All of this of course would rest on the fact that the turning points are in 'good' places as well.

 

[micuzzo]

^^thanks guys... but is there some kind of a set rule i should follow or in my answer should i just say wat i am limiting the domain to??

 

[Aerath]

Limit it so it covers as much as the domain as possible.

However, just by convention, if you have a choice between x<-2 and x>2, choose x>2, purely because it covers the positive x axis. Also, if you have a choice between -1<x<1 and 2<x<4, obviously go with -1<x<1, because it covers x = 0.

 

[micuzzo]

so does it matter if its increasing or decreasing??

 

[youngminii]

so does it matter if its increasing or decreasing??

Not really no, but it's convention(as in, this is the way that's normally used) to use the 'more' positive domain.

 

[Aerath]

so does it matter if its increasing or decreasing??

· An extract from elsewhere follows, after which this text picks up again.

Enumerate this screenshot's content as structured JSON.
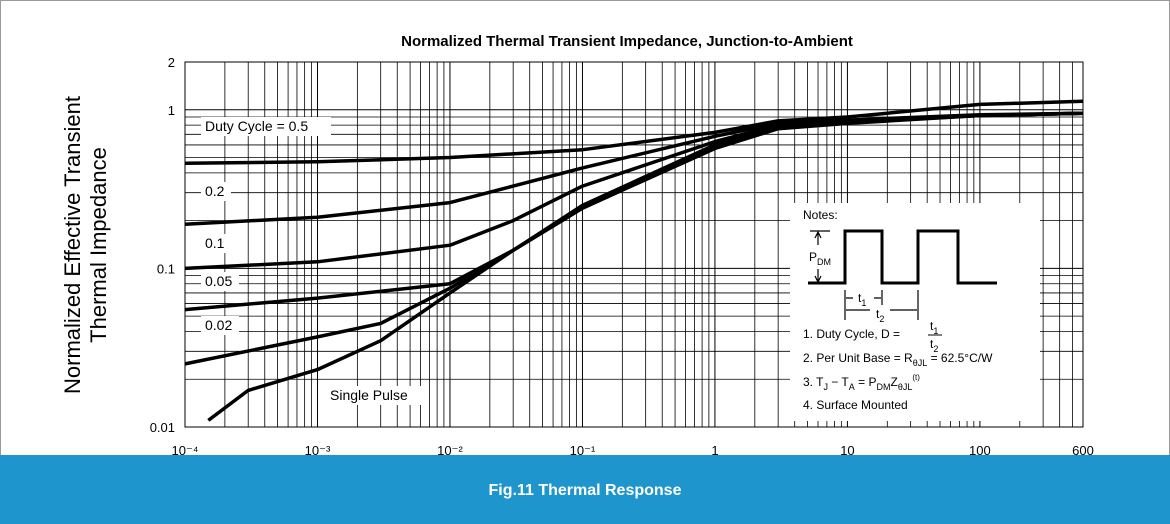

Not a factor unless the question specifies so (which I've never seen before)

 

[micuzzo]

^^ thanks guys =]

 

[tommykins]

^^ thanks guys =]

why would you ban water

 

[micuzzo]

why would you ban water

i would never ban water... but others may want to ban DHMO after they google it...


ok i have another question...

can someone explain how to solve arcsin (-1/root2)... i dont really get the restriction thing

 

[Timothy.Siu]

i would never ban water... but others may want to ban DHMO after they google it...

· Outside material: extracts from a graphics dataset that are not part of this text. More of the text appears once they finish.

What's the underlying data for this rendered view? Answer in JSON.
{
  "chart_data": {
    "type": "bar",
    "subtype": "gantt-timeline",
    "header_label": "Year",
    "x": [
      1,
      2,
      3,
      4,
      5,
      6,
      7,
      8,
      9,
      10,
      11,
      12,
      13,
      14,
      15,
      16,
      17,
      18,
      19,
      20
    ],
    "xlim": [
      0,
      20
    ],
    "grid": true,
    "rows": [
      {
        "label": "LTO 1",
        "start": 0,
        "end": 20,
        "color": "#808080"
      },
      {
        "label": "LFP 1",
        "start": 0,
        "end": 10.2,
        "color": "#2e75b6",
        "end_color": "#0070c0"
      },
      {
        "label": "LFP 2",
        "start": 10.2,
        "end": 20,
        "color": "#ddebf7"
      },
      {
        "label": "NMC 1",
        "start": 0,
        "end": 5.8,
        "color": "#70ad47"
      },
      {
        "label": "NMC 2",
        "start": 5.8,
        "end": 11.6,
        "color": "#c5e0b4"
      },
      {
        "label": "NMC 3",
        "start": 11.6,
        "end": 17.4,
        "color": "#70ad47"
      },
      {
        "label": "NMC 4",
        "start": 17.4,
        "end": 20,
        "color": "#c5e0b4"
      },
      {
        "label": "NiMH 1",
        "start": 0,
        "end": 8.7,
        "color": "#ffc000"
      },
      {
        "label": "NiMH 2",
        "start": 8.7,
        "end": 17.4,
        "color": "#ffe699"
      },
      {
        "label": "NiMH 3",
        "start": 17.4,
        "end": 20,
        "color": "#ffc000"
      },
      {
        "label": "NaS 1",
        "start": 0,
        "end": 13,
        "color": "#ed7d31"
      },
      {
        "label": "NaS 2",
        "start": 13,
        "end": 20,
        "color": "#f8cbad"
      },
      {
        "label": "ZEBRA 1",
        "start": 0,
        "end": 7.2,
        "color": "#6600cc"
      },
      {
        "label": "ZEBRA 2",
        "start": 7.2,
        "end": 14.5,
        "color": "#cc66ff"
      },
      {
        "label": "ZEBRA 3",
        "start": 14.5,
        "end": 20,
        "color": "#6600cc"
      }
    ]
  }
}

ok i have another question...

can someone explain how to solve arcsin (-1/root2)... i dont really get the restriction thing

u use the calculator and it says -45 degrees on mine,

 

[micuzzo]

u use the calculator and it says -45 degrees on mine,

um... are u joking...??

i mean how to show working...u no like with quadrants...

 

[Timothy.Siu]

um... are u joking...??

i mean how to show working...u no like with quadrants...

u can draw a triangle on the Cartesian plane

 

[micuzzo]

thats the part im stuck with... i dont no where to draw it 1st 2n3rd or 4th... text books dont explain clearly

 

[Timothy.Siu]

here

 

[lolokay]

inverse sin is only in the 1st and 4th quadrants

if it's negative it has to be in 4th

 

[micuzzo]

ok i get that... just not wher to put it... can u do tan[arcsin(-root3/2)]

i no i can do with calc... just working confusing

 

[micuzzo]

inverse sin is only in the 1st and 4th quadrants

if it's negative it has to be in 4th

yup ok thats wat im confused with... 1 do we only give it 1 value not 2

 

[lolokay]

you only get one sin^-1x value for every x value

its range is -pi/2 =< sin^-1x =< pi/2